Osteosarcoma cells exploit lung fibroblast-driven inflammatory microenvironment for metastasis formation

Metastatic colonization relies on the dynamic interaction between disseminated tumor cells and stromal cells in distant organs. Here, we investigate how osteosarcoma cells exploit this interplay with resident fibroblasts to establish a supportive niche for lung metastasis formation, which accounts for 90% of all metastatic sites in this malignancy.Lung fibroblasts were isolated from premetastatic osteosarcoma mouse models and profiled for activation status and fibrotic and inflammatory gene expression markers. Osteosarcoma cell response to paracrine fibroblast signaling regarding dormancy, stemness, therapy resistance, adhesion and metastatic ability was further evaluated. Lung metastasis formation, growth kinetics and survival outcomes were assessed in mouse models.Lung fibroblasts acquired an activated and alternative inflammatory phenotype in response to systemic signaling from osteosarcoma cells.
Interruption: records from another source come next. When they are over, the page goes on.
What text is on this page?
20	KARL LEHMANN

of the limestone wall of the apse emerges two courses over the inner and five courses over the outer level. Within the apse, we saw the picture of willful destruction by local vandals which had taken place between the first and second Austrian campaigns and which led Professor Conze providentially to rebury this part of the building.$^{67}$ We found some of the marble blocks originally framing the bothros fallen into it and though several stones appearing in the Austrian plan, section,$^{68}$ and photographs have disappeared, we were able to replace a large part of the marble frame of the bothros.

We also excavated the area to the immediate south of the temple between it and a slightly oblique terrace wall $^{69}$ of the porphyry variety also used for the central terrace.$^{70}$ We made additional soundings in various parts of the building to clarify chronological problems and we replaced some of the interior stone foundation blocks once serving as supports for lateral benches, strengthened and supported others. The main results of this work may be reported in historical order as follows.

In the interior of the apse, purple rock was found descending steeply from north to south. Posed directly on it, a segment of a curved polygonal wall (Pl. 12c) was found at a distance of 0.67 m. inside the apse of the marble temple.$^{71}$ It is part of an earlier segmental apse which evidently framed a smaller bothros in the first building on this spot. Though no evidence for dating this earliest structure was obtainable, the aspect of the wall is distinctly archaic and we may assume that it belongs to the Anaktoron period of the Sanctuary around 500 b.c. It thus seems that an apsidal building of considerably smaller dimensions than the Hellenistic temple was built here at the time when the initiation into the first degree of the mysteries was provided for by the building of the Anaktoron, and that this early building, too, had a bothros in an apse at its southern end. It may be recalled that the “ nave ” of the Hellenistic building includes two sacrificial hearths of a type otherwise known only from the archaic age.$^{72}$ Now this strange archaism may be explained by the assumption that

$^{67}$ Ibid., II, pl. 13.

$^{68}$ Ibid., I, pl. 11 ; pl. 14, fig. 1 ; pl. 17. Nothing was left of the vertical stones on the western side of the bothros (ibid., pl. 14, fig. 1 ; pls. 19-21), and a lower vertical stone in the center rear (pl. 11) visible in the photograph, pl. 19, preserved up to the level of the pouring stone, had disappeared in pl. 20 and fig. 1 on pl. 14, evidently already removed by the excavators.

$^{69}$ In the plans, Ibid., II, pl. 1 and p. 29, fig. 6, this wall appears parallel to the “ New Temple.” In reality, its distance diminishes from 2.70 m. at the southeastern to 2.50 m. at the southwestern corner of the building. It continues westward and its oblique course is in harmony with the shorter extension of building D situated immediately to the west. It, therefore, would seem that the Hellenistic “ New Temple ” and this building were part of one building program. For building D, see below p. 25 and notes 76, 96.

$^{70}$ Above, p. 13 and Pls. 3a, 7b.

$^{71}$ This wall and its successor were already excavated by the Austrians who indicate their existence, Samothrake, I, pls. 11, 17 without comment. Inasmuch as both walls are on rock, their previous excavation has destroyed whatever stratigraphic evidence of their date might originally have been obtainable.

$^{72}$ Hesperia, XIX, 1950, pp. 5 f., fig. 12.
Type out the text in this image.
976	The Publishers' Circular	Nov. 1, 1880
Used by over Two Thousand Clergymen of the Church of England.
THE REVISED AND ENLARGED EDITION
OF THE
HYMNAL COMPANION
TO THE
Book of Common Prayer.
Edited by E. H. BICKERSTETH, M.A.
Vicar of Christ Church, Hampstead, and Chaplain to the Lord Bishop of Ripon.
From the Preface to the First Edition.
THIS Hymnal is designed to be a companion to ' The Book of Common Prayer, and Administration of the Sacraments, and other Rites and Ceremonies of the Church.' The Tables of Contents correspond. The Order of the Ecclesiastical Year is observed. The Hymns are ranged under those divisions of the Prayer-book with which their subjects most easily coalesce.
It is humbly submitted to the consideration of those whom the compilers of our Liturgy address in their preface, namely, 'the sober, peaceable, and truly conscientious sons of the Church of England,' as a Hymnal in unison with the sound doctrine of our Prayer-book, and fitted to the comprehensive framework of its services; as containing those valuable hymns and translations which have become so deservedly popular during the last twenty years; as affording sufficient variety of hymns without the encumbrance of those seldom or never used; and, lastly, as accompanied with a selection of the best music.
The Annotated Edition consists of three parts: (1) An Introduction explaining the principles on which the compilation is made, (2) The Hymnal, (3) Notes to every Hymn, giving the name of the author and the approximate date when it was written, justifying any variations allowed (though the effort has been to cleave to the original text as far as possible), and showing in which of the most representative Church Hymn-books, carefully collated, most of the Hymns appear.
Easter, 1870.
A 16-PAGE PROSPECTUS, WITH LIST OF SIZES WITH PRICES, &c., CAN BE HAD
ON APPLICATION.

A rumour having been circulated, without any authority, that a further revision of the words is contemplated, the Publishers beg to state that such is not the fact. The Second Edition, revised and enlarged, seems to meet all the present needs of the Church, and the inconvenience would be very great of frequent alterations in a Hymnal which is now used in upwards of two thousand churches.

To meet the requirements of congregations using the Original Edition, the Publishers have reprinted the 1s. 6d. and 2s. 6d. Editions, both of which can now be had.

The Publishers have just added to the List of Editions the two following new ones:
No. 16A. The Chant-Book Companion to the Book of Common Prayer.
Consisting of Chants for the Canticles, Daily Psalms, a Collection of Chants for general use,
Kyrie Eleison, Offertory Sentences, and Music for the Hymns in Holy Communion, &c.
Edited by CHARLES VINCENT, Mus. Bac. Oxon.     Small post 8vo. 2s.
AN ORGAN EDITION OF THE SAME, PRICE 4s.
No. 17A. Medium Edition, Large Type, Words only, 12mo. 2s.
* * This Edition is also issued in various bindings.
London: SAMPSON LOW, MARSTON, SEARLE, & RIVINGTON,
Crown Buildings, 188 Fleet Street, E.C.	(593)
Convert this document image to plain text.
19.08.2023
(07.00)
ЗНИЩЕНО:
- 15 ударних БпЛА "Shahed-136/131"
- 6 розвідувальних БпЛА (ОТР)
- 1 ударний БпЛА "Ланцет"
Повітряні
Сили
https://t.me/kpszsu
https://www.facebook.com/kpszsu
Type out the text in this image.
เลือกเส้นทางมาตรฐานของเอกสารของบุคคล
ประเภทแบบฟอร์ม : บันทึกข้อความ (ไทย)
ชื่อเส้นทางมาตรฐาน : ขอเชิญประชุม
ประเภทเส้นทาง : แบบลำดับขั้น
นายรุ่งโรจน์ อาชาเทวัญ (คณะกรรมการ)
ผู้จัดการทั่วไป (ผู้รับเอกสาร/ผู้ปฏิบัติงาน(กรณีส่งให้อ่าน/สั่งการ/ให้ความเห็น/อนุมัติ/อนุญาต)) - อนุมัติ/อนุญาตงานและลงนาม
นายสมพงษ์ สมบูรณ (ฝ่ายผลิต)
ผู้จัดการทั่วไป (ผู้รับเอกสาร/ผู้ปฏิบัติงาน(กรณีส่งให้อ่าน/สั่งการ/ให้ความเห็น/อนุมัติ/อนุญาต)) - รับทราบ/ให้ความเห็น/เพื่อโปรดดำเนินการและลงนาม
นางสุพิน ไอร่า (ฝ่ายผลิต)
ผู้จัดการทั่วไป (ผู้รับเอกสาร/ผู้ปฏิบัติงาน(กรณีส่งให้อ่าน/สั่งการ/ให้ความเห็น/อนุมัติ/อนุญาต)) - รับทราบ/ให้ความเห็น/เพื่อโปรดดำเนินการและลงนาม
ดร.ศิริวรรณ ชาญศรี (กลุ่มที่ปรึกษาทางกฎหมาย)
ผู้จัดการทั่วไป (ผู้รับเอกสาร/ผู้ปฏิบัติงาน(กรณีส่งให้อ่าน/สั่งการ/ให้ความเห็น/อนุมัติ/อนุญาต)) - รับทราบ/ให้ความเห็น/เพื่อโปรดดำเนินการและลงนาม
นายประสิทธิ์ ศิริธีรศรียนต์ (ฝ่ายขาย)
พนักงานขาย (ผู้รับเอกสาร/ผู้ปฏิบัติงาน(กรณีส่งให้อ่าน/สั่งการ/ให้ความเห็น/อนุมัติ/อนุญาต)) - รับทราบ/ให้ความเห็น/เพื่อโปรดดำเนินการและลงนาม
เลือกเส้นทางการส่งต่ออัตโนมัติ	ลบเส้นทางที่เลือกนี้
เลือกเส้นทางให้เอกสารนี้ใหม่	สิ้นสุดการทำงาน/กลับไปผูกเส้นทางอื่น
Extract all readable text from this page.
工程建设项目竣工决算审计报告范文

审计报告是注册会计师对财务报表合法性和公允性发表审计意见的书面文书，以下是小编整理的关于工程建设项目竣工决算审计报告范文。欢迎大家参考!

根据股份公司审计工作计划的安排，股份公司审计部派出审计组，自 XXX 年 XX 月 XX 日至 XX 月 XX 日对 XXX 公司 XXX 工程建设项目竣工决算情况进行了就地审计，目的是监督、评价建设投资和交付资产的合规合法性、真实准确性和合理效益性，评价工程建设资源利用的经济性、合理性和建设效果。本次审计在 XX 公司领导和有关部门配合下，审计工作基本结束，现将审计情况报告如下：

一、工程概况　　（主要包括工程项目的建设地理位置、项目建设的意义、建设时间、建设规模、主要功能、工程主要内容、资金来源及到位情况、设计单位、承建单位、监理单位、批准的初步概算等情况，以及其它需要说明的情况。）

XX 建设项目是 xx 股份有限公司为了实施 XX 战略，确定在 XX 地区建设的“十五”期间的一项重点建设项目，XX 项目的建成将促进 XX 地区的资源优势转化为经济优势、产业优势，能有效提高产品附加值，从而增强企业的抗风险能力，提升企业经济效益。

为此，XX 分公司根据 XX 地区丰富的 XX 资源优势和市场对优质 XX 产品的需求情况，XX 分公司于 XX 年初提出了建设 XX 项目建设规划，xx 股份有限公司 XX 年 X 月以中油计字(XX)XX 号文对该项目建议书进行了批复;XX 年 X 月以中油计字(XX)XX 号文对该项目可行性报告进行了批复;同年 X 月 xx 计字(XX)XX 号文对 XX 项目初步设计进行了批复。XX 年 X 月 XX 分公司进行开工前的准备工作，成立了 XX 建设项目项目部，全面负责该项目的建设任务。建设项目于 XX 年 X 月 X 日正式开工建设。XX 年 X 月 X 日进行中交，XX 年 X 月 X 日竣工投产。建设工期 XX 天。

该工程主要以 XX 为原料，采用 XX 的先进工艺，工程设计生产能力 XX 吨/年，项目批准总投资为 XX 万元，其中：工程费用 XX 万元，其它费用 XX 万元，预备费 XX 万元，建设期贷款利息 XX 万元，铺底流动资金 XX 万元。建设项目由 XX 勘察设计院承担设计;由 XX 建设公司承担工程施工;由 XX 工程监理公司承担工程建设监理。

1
Tumor cells adapt to this microenvironment by entering a transient dormant state and acquiring stemness features and resistance to doxorubicin. Moreover, fibroblast signaling increased osteosarcoma cell adhesion to fibronectin in an integrin β1-dependent manner. This phenotypic reprogramming of osteosarcoma cells accelerates lung metastasis formation in mice.In sum, primary osteosarcoma cells reshape and adapt to lung fibroblast-induced inflammatory environment for successful metastatic colonization, significantly impacting metastatic fate and outcome. Based on these findings, therapeutic strategies disrupting this dynamic interplay hold promise for preventing metastatic progression.